# Ladder Tree Stand Coyote Pa. Thick Woods



## fingerz42 (Aug 13, 2006)

this friday me and my buddy are going to set up a tree stand and go out at night and try our luck.. our woods in PA are real thick.. and its hard to see a coyote coming from over even 50 yards.. so we found this nice field.. where the wind blows from top to bottom.. we will be sitting at the bottom of the field in the stand looking up into the field.. The call will be down on the ground as we both sit up with our red light and wait for a shot... 
does this sound like an okay setup..? Any advice would be great guys...

I've been out numerous times.. I would say since mid summer i been out 40 times.. and hit around 80 setups.. and i have only had 2 coyotes come in.. and i go out as scent free as possible.. i setup so the wind is in my face.. and i alwayys be sure to check downwind every once in a while..full camo all the time.. i also go out at night.. i barely ever go during the day.. i know its harder to get coyotes in Pa b/c their are less than out west.. but should they be as sparse as they are in my experience.. or am i doing something wrong...?


----------



## DOGKILLR (Oct 9, 2006)

I don't know about your area but here in NC we have a few coyotes but nothing like out west. My area is also pretty heavily wooded but have some open fields and croplands. In my experience, if you can't see very far on the downwind side of you setup and it is heavily wooded around you, you are probably pi--ing in the wind. Those coyotes are going to circle downwind to try to get a whiff before they approach MOST OF THE TIME. There is always the exception. But if you can set your caller upwind
or in an area that they may use as cover for their approach you may have a better chance. Just try to use the terrain to your advantage no matter how small the field your hunting, etc. Just the other day I called in 2 to this setup. I was hunting a pasture divided in half by a brushy fenceline. The fenceline ran perpendicular to a woodline which I thought the coyotes bedded in. I set up in one quadrant between the fence and woods that gave me the best wind advantage and set my FX3 on one of the fence posts approx. 100 yds from the woods. Worked like I envisioned
it. I figure the coyotes wood use the fenceline as their travel route to the call and they did. Just try to think of how you would approach if you were trying to come in undetected. Just my 2 cents worth.
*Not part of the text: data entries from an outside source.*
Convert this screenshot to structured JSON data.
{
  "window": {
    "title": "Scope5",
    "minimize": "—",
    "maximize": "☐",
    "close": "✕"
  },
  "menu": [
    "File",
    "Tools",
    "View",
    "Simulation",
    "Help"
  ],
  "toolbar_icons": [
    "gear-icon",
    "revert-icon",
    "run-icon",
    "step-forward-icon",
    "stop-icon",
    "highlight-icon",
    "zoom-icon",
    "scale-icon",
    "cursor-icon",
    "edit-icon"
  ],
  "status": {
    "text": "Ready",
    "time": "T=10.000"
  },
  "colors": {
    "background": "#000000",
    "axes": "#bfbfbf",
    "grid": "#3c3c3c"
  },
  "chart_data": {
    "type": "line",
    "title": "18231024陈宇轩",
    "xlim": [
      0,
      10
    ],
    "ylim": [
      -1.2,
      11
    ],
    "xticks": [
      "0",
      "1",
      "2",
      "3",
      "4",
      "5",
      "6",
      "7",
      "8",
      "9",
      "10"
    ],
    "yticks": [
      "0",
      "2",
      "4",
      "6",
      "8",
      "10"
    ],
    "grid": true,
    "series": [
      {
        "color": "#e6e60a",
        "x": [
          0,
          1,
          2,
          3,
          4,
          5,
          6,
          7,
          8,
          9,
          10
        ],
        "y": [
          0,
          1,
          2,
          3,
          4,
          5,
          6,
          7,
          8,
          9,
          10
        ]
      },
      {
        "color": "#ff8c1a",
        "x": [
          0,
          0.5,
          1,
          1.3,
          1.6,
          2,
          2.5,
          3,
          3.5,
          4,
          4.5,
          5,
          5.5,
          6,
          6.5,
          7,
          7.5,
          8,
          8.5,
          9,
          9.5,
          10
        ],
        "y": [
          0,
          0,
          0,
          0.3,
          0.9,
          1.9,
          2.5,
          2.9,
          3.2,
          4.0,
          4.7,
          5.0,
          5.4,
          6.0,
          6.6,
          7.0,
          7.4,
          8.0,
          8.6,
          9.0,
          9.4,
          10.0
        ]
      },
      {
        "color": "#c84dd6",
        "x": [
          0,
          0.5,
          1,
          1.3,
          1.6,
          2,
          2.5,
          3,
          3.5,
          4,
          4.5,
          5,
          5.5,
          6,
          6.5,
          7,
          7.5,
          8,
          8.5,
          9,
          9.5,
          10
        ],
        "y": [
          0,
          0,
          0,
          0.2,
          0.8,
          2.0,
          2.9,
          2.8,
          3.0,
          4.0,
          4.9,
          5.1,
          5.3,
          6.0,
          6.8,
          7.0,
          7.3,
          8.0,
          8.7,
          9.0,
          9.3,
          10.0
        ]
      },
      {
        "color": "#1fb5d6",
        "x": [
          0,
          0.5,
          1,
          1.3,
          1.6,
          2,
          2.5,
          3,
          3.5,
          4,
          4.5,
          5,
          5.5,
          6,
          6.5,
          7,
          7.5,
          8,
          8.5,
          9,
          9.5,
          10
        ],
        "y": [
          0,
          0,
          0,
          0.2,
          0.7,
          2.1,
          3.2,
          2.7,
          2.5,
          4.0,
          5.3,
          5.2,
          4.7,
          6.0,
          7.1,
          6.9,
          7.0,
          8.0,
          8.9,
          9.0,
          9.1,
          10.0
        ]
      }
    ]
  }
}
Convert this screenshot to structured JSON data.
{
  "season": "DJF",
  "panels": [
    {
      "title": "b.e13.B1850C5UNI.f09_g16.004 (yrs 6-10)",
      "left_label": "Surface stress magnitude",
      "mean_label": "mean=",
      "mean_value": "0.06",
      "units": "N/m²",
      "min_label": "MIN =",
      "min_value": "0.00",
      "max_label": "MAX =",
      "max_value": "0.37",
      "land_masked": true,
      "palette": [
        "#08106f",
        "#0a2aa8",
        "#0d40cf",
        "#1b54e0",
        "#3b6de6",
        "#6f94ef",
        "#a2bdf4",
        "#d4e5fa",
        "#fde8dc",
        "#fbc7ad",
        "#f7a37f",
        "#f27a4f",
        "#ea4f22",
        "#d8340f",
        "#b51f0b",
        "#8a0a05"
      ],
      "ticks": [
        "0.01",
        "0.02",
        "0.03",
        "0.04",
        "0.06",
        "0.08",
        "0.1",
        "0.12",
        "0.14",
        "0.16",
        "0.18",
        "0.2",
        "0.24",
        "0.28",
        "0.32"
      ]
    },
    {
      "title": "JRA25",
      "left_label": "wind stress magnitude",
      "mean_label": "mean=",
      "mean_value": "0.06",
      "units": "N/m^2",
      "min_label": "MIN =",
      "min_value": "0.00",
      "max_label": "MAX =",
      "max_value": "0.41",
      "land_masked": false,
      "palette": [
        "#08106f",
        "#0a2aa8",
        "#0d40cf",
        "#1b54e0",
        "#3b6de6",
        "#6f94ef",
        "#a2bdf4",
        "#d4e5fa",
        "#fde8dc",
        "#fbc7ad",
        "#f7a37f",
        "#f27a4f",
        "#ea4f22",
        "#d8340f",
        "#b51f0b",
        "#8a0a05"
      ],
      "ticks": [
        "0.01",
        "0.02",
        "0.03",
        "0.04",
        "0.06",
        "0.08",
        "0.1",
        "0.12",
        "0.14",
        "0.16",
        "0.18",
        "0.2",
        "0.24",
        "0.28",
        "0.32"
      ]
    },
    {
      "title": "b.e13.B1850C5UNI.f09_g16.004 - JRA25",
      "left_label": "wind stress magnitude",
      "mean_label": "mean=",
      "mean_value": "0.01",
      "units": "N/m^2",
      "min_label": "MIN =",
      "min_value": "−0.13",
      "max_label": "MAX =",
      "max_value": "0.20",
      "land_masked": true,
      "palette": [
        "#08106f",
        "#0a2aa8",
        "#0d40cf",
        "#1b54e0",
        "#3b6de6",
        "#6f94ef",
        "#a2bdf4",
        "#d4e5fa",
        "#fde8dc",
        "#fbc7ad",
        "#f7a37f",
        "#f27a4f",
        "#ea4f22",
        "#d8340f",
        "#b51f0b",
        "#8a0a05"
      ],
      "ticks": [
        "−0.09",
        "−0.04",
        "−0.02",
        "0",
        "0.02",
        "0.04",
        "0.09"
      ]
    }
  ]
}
By the way, here in NC you can't call them at night with artificial light. I know people who try anyway but I have alot more success than they do and I do it legally.
They are not like a grey fox and come jumping in your lap at the first squall. They seem to be alot smarter than that. Havde you tryed calling early mornings or late evenings?


----------



## fingerz42 (Aug 13, 2006)

I forgot to say that i would be sittin in the stand and have the call placed upwind of me.. so that the wind is going past the call to get to me.. I'll set it out pry 20 yards...


----------



## DOGKILLR (Oct 9, 2006)

If you can, set the caller a little farther out if possible and give them a little room. A crosswind situation is sometimes just as good. Just try to use the wind to your advantage. Sometimes I will set up with the wind blowing across my back so that my scent is carried across a large open field if thats all I have just so the coyote will have to be in the open to smell me. Just remember, even though you set the call upwind doesn't mean that the coyote won't circle downwind of both you and the caller in cover. That's why if you can set the caller out a little farther you should try that. Are you using shotgun?


----------



## tubby (Aug 9, 2006)

Sounds like a good setup to me. Don't worry about numbers. They are in the East. I'm in VA. Hardly ever see them (even when you're looking for them), but you hear them all the time. I saw two big ones crossing US 460 close to the WVA line last Friday just after sundown and they were moving fast from one cow pasture to another. They were friggin huge! Had to be 50+ pounds. I had seen a dead pup along this stretch of raod in the past... I guess they cross frequently there. Just stick with it and you'll get some


----------



## fingerz42 (Aug 13, 2006)

Yes i use a shotgun.. 12 gauge shooting 2.75" buckshot.. i'll take what you said into consideration and set the call a little farther away.. i cant get it to far out tho, my gun pattern spreads out VERY quickly..


----------



## higgy15jh (Nov 8, 2006)

Get an extra full choke used for turkey hunting.. You will be able to reach out and tag one up to 60-70 yards if the wind is in your favor. Good luck.


----------



## fingerz42 (Aug 13, 2006)

its an older shotgun.. it cant have a choke put on it..


----------



## DOGKILLR (Oct 9, 2006)

Fingerz42, do you use a red lensed light?


----------



## fingerz42 (Aug 13, 2006)

as stated in my first post yes i do.. its a little strong.. but ive got a little **** light that i bring to, with a red lense over it..


----------



## DOGKILLR (Oct 9, 2006)

Sorry, missed the red light thing in your first post.


----------



## fingerz42 (Aug 13, 2006)

thats okay.. i didnt mean to sound rude.. after i re-read my post i see it sounded thta way...


----------



## DOGKILLR (Oct 9, 2006)

Fingerz42, sorry again but I must admit I misinformed you about your call location. I'm a little rusty on the night calling since we can't do it here in NC. At night you are a whole lot better off setting the call as close to you as possible. The reason behind this is that the predators eyes will be focused on you making their eyes shine so you can track their movement better. If you set the caller away from you, you may not be able to get a good reflection. So if you choose to, set the caller right with you at night.


----------



## fingerz42 (Aug 13, 2006)

ok.. ill set it at the base of my tree stand...


----------